The embankment was rough under his feet and covered with debris, but he feared to leave it. One foot was bleeding from a sharp piece of iron that had gone clean through his cloth shoe; but he scarcely felt the pain and soon the rain washed it clean. On he ran, bedraggled and beginning to feel cold, but with his indomitable pluck still strong in him. Through the mist of water he saw a thing rise up: it was a tiny brick-house. He was too ignorant of railways to know that it was a linesman's house—or all that remained of.... For him it represented a haven of refuge—if the roof were still intact. He ran on falling several times in his haste and almost blinded by the rain which came down in sheets of water, and deafened by the roar of thunder which was now unending....
At last!
He tumbled through the doorway exhausted and panting. Here was a roof to shelter him. Two men who had taken refuge there, called loudly in their alarm at his sudden apparition. But all he could do was to gasp that he, too, had been surprised by the storm and had come for refuge. Then he flung himself on the ground and lay like an exhausted dog, panting as if his heart would break.
CHAPTER XXII
Presently he felt better and began to take stock of the two other intruders. Though he was as bedraggled and as tired as if he had been ducked in a stream, his wits did not desert him, nor was his caution relaxed.

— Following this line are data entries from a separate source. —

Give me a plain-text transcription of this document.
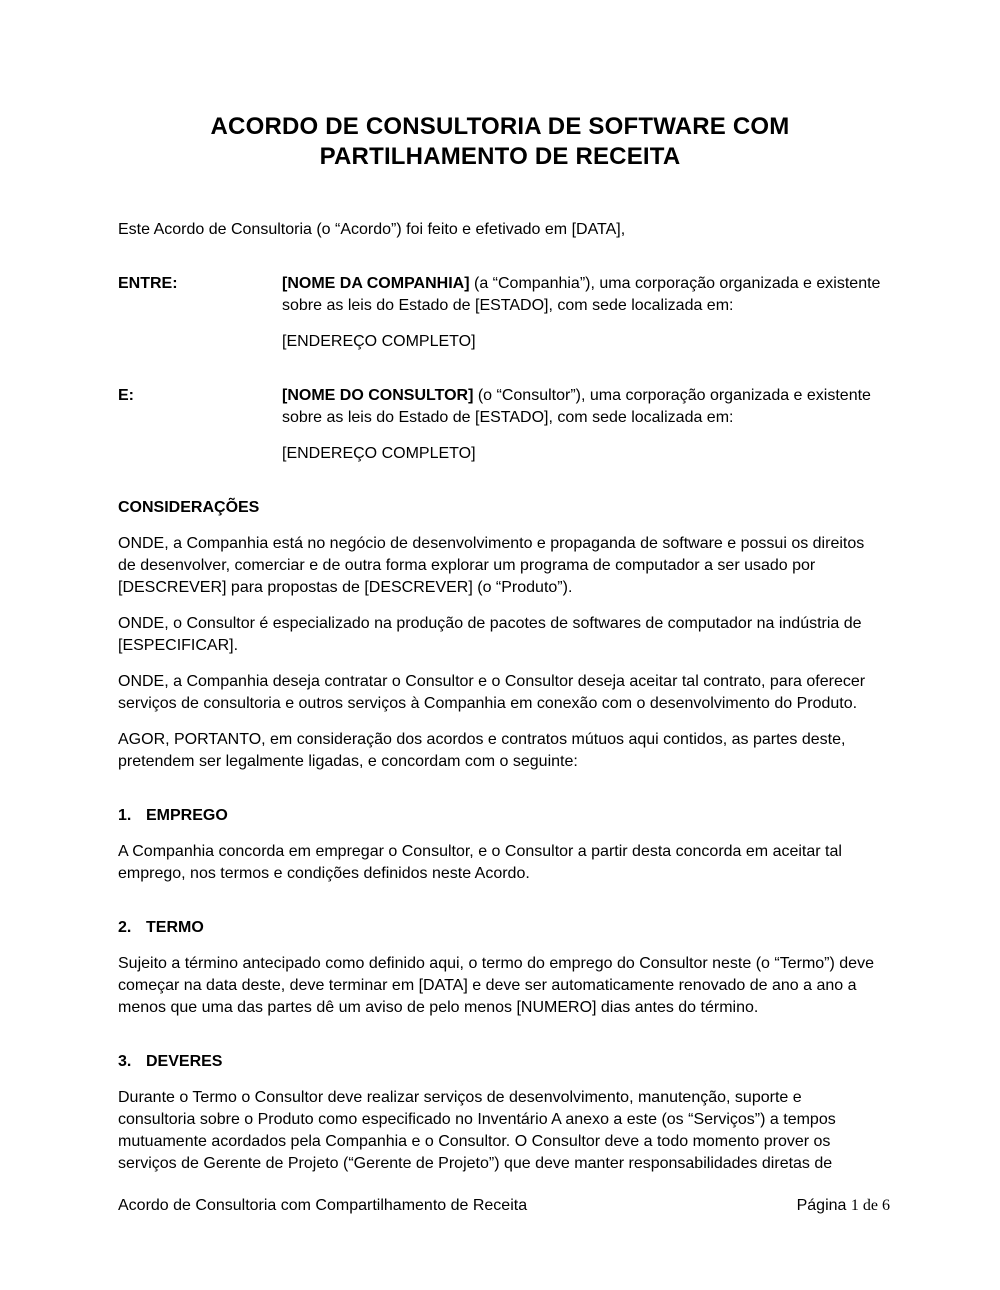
ACORDO DE CONSULTORIA DE SOFTWARE COM
PARTILHAMENTO DE RECEITA

Este Acordo de Consultoria (o “Acordo”) foi feito e efetivado em [DATA],

ENTRE:	[NOME DA COMPANHIA] (a “Companhia”), uma corporação organizada e existente sobre as leis do Estado de [ESTADO], com sede localizada em:

[ENDEREÇO COMPLETO]

E:	[NOME DO CONSULTOR] (o “Consultor”), uma corporação organizada e existente sobre as leis do Estado de [ESTADO], com sede localizada em:

[ENDEREÇO COMPLETO]

CONSIDERAÇÕES

ONDE, a Companhia está no negócio de desenvolvimento e propaganda de software e possui os direitos de desenvolver, comerciar e de outra forma explorar um programa de computador a ser usado por [DESCREVER] para propostas de [DESCREVER] (o “Produto”).

ONDE, o Consultor é especializado na produção de pacotes de softwares de computador na indústria de [ESPECIFICAR].

ONDE, a Companhia deseja contratar o Consultor e o Consultor deseja aceitar tal contrato, para oferecer serviços de consultoria e outros serviços à Companhia em conexão com o desenvolvimento do Produto.

AGOR, PORTANTO, em consideração dos acordos e contratos mútuos aqui contidos, as partes deste, pretendem ser legalmente ligadas, e concordam com o seguinte:

1. EMPREGO

A Companhia concorda em empregar o Consultor, e o Consultor a partir desta concorda em aceitar tal emprego, nos termos e condições definidos neste Acordo.

2. TERMO

Sujeito a término antecipado como definido aqui, o termo do emprego do Consultor neste (o “Termo”) deve começar na data deste, deve terminar em [DATA] e deve ser automaticamente renovado de ano a ano a menos que uma das partes dê um aviso de pelo menos [NUMERO] dias antes do término.

3. DEVERES

Durante o Termo o Consultor deve realizar serviços de desenvolvimento, manutenção, suporte e consultoria sobre o Produto como especificado no Inventário A anexo a este (os “Serviços”) a tempos mutuamente acordados pela Companhia e o Consultor. O Consultor deve a todo momento prover os serviços de Gerente de Projeto (“Gerente de Projeto”) que deve manter responsabilidades diretas de

Acordo de Consultoria com Compartilhamento de Receita	Página 1 de 6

So far as he could see, they were mere villagers surprised by the storm. He looked keenly to see some trace of the red girdle, or any of the dread insignia which had brought convulsions to the land—but there was nothing more menacing in each man's belt than a sickle.

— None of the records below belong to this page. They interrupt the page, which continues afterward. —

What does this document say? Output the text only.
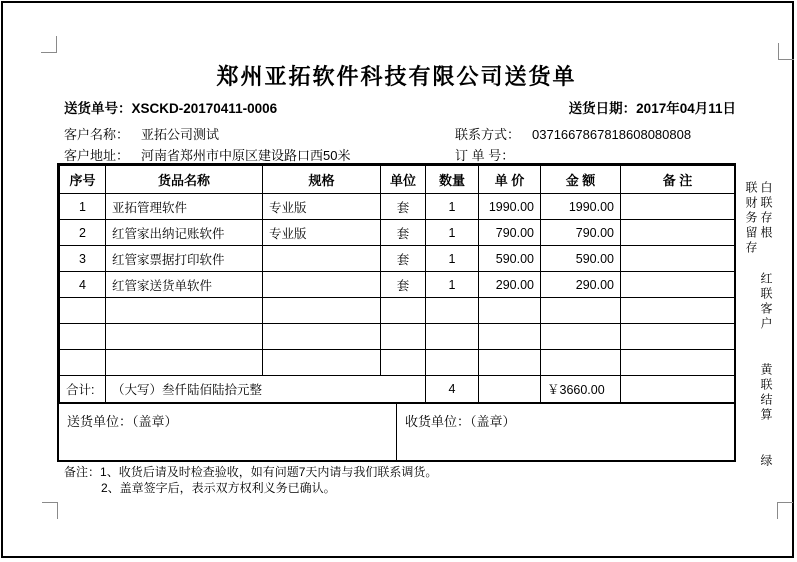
郑州亚拓软件科技有限公司送货单
送货单号：XSCKD-20170411-0006	送货日期：2017年04月11日
客户名称： 亚拓公司测试	联系方式： 0371667867818608080808
客户地址： 河南省郑州市中原区建设路口西50米	订 单 号：
序号	货品名称	规格	单位	数量	单 价	金 额	备 注
1	亚拓管理软件	专业版	套	1	1990.00	1990.00	
2	红管家出纳记账软件	专业版	套	1	790.00	790.00	
3	红管家票据打印软件		套	1	590.00	590.00	
4	红管家送货单软件		套	1	290.00	290.00	

合计:	（大写）叁仟陆佰陆拾元整			4		￥3660.00	
送货单位：（盖章）	收货单位：（盖章）
白联存根 红联客户 黄联结算 绿联财务留存
备注：1、收货后请及时检查验收，如有问题7天内请与我们联系调货。
2、盖章签字后，表示双方权利义务已确认。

"Ai-ya," he exclaimed, purposely pretending to shiver from the cold and wet, and screwing up his ugly intelligent face as he studied them. "Certainly it is a piece of ill-luck to be caught by such weather. What an amount of water! If I had only shown caution I should have stopped an hour ago. Still fortune favoured me when I caught sight of this roof. Without it, it would be hard to say what would have happened."
The two men grunted but made no other audible response.